Many AI students feel a lot of pressure from unable to match the productivity of large well-funded labs writing 50-100 papers a year (1-2 paper a week). Generally, most of these papers revolve around a few topic and do not contribute fundamentally in all 100 directions (that would be nearly impossible).
Okay, but what does it have to do with compute-intensive work? Firstly, I speculate that if students are not pressured to write many papers, they would rely more on fundamental principles (or taking a completely new route) rather than using brute force compute power to improve rank on leaderboards. Secondly, if there is no pressure to publish constantly, then students maybe encouraged to try different research problems and increase the diversity of their research.
Heavily tuned deep neural architecture trained with relatively simple SGD methods have revolutionized machine learning. Similarly, use of leaderboards have made it possible to perform controlled experiments which has huge impact. These two methods have resulted in a large amount of financial interest in machine learning and AI which is also benefitting other aspects of AI and ML (and for good). However, we might be starting to see some disadvantageous of over reliance on compute-intensive and leaderboard driven research.

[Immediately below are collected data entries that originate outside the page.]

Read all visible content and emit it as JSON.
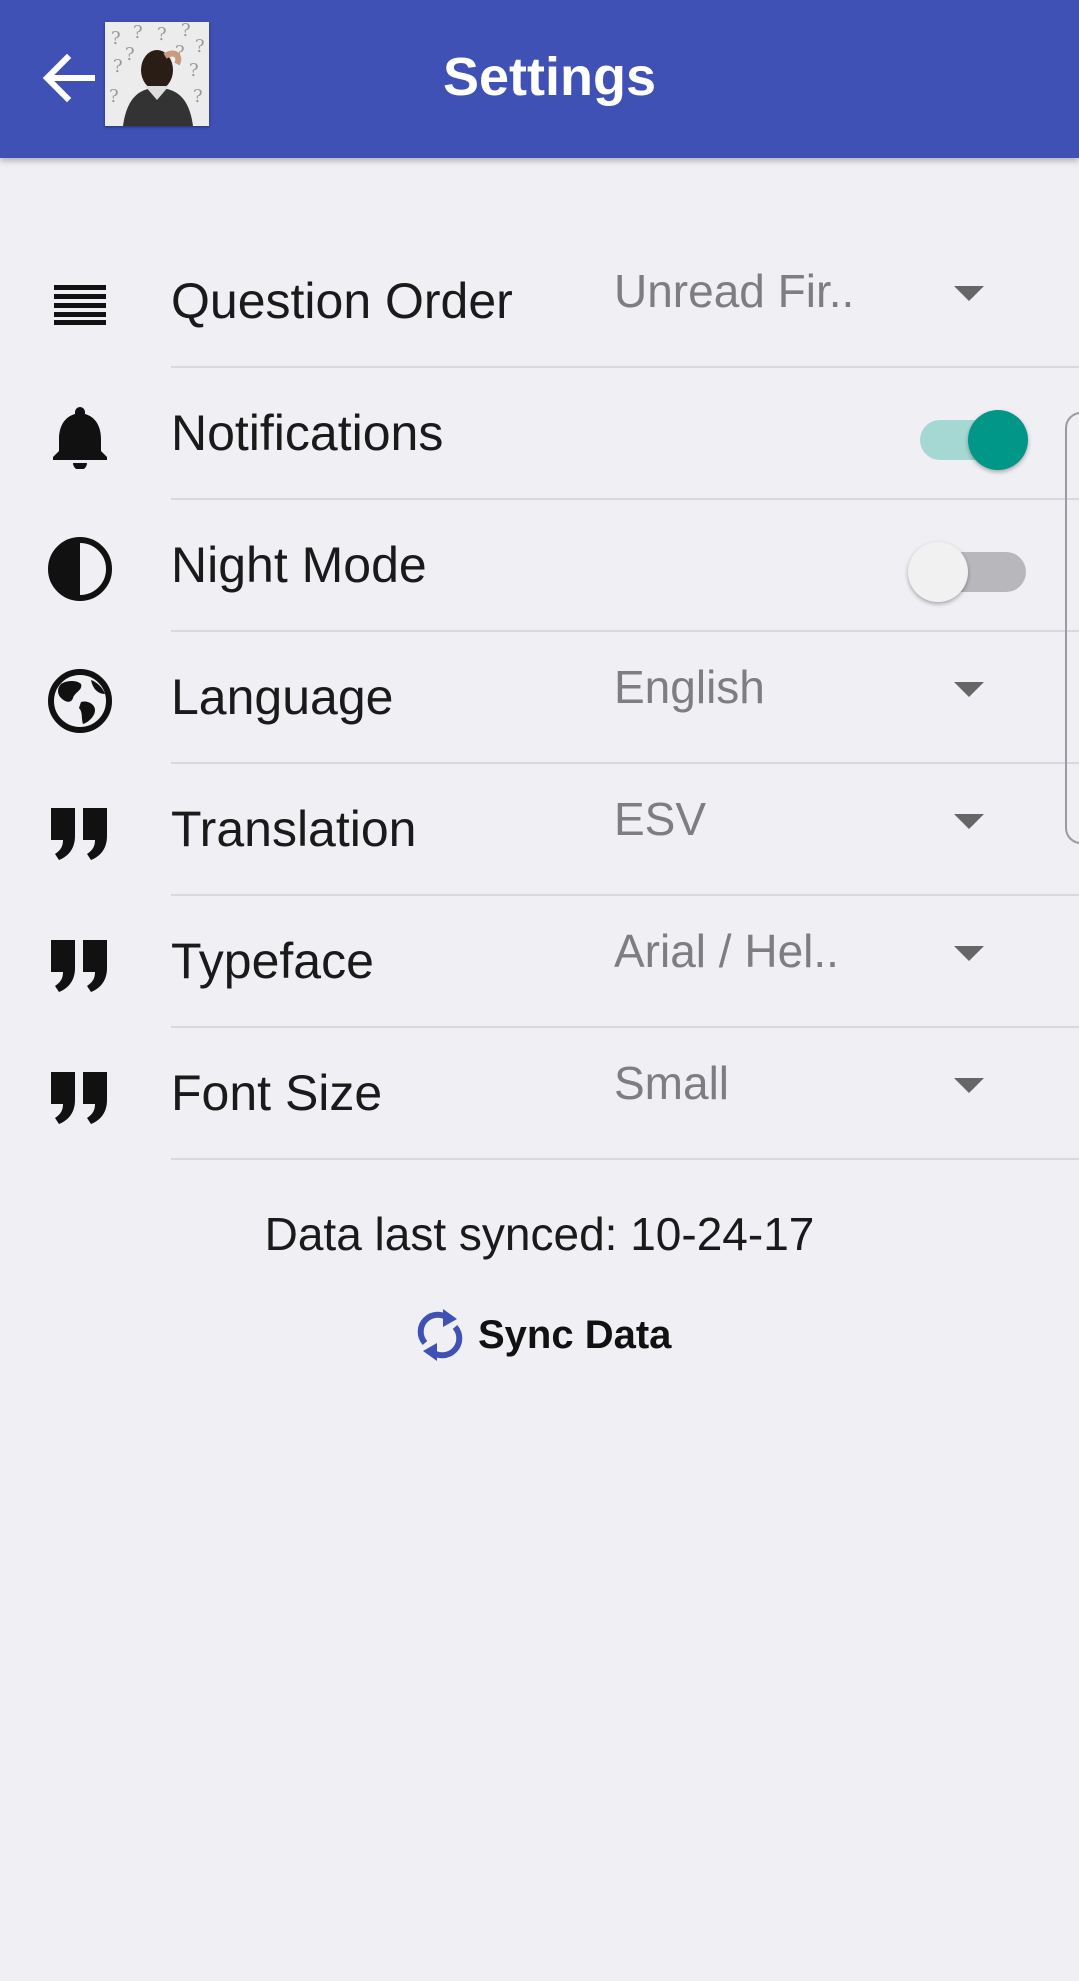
{
  "appbar": {
    "title": "Settings",
    "color": "#3f51b5"
  },
  "settings": [
    {
      "label": "Question Order",
      "type": "dropdown",
      "value": "Unread Fir..",
      "icon": "list-lines-icon"
    },
    {
      "label": "Notifications",
      "type": "toggle",
      "on": true,
      "icon": "bell-icon"
    },
    {
      "label": "Night Mode",
      "type": "toggle",
      "on": false,
      "icon": "half-circle-contrast-icon"
    },
    {
      "label": "Language",
      "type": "dropdown",
      "value": "English",
      "icon": "globe-icon"
    },
    {
      "label": "Translation",
      "type": "dropdown",
      "value": "ESV",
      "icon": "quote-icon"
    },
    {
      "label": "Typeface",
      "type": "dropdown",
      "value": "Arial / Hel..",
      "icon": "quote-icon"
    },
    {
      "label": "Font Size",
      "type": "dropdown",
      "value": "Small",
      "icon": "quote-icon"
    }
  ],
  "sync": {
    "status": "Data last synced: 10-24-17",
    "button_label": "Sync Data",
    "icon": "sync-icon",
    "icon_color": "#3f51b5"
  },
  "colors": {
    "toggle_on": "#009688",
    "background": "#efeff4"
  }
}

For those who are still feeling underwhelmed by the SOTA competition can find solace in knowing that there is still lots of work to do in developing re-usable first principles, in understanding existing solutions, and taking the more rigorous albeit slow path towards better solutions. On the way, you may find solutions that have been proposed before by people with great intuition, or by exhaustion of computational resources. However, there is great benefit in discovering a new elegant path to the same solution.